首にリボンを巻いている妻の秘密、
過去のセックスをリスト化して迎える終末、
食べられない手術を受けた私の体、
消えゆく女たちが憑く先は……全8編収録。
全米批評家協会賞、シャーリイ・ジャクスン賞、ラムダ賞(レズビアン文学部門)他多数受賞、ニューヨーク・タイムズ「21世紀の小説と読み方を変える、女性作家の15作」に選出された、いまもっとも注目を浴びる作家の初短編・初邦訳!

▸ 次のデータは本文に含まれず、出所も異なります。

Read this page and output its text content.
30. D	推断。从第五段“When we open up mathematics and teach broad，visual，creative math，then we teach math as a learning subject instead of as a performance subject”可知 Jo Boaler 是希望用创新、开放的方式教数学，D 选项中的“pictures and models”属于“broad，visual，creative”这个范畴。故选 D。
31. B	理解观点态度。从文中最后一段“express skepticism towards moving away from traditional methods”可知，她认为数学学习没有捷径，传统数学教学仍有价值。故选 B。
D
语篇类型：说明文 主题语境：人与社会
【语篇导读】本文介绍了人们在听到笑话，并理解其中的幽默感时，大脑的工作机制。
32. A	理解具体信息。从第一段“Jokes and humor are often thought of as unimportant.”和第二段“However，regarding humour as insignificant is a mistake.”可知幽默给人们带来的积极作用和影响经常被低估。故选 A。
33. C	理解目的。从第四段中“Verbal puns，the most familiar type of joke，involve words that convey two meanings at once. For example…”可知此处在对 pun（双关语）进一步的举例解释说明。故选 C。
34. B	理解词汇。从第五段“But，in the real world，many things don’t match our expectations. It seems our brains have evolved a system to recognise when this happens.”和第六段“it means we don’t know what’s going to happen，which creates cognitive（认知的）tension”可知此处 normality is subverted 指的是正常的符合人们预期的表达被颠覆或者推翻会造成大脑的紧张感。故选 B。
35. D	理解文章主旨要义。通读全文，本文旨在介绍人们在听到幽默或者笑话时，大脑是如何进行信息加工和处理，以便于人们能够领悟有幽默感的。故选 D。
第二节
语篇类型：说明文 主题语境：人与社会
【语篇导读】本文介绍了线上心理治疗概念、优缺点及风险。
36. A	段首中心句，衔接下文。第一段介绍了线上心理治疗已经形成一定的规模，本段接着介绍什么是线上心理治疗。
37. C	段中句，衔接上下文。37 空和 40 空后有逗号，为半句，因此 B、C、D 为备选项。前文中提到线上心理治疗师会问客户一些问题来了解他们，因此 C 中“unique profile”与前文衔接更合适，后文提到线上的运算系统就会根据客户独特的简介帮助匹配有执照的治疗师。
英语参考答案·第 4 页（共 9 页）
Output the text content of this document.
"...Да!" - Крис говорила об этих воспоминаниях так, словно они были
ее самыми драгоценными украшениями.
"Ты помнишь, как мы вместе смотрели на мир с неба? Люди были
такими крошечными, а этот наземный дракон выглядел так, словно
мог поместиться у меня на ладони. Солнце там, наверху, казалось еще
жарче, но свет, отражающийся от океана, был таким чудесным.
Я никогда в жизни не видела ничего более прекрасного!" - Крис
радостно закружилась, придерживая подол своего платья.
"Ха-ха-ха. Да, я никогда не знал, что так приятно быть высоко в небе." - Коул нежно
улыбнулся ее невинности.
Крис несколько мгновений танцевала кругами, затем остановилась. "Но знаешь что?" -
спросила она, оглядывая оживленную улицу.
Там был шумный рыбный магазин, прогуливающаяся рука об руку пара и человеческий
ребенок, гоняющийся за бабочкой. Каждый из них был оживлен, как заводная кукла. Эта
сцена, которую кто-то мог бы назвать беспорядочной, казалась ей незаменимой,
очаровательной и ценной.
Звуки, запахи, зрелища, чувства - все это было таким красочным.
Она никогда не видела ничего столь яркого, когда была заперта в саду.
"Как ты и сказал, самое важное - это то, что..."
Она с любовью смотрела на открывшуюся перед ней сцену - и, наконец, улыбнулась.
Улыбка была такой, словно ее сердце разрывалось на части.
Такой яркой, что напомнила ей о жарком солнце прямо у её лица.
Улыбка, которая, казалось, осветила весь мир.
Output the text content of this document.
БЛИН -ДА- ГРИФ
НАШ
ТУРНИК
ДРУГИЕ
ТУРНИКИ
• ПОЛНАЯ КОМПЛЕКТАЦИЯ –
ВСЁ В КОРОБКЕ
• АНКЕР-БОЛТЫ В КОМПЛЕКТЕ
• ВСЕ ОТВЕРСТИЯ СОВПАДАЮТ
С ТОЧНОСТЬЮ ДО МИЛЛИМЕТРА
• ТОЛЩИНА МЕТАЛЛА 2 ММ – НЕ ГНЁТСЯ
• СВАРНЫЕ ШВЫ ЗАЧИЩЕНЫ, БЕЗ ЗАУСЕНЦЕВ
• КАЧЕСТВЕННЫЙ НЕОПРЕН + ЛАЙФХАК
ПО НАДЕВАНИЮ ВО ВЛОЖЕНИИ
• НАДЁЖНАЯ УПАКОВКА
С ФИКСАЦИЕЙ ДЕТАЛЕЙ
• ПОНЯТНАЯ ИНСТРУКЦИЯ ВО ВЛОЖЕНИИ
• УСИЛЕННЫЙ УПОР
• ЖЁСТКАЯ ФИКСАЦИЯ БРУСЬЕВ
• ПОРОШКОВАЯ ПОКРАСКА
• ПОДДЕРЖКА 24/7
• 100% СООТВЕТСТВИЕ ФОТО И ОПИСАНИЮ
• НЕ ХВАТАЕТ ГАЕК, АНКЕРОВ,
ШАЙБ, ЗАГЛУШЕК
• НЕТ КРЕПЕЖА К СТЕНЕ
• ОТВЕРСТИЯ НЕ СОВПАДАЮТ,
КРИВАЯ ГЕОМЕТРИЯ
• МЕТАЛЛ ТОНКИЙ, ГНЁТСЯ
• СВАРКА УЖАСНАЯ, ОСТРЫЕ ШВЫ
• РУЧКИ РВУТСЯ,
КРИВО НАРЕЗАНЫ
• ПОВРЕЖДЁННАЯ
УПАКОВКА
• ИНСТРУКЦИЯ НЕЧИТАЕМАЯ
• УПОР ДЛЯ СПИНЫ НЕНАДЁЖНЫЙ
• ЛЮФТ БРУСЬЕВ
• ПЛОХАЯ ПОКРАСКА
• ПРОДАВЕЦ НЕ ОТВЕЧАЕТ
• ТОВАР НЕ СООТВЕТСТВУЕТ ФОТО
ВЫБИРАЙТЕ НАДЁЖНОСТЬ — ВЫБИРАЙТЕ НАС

「マチャドの言葉は、女たちの記憶と飢え、そして欲望に、ありのままのかたちを与えた」カレン・ラッセル
「消えゆく女たちと世界の終わり、すべてを手に入れてもなお多くを求める男たちの物語が、飽くなき想像力とたぐいまれな声によって美しく束ねられている」ロクサーヌ・ゲイ
巧妙に散りばめられた言葉や断片的な物語が、最終的にパズルのようにはまって大きな物語を作り上げているとわかった時の快感たるやない。訳していると胸が高鳴り、何度も手を止めた。ホラー、SF、リアリズム…ジャンルを越えて描かれる主体性を求める女性の物語は、私たちみんなの物語。
小澤身和子
マチャドの言葉は、一語一語に肉体がある。だからおとぎ話めいているのに、とても生々しい。見知らぬ女たちの物語が、気づくと自分の物語に連なっている。そこがすばらしく、そして怖い。
岸本佐知子
人間はいくつもの時間軸とルールを同時に生きている。
たとえば、社会の一員としての、愛する人との、自分自身との。
時にそれらは相いれず、衝突を起こし、正しさなどどこかに消えてしまう。
でも、そうやって交差することでしか生まれない喜びや瞬間もある。
マチャドの物語を読むと、その途方もない感覚を思い出す。
松田青子
「女性や非白人やクィアな人々にとって、書くことはそれじたい政治的なアクティヴィズムだ」とマチャドは言う。そして、政治的であることと芸術的であることは両立する、とも。マチャドの作品は、それをなにより見事に体現しながら「男だけの世界」の景色を書き換えていく。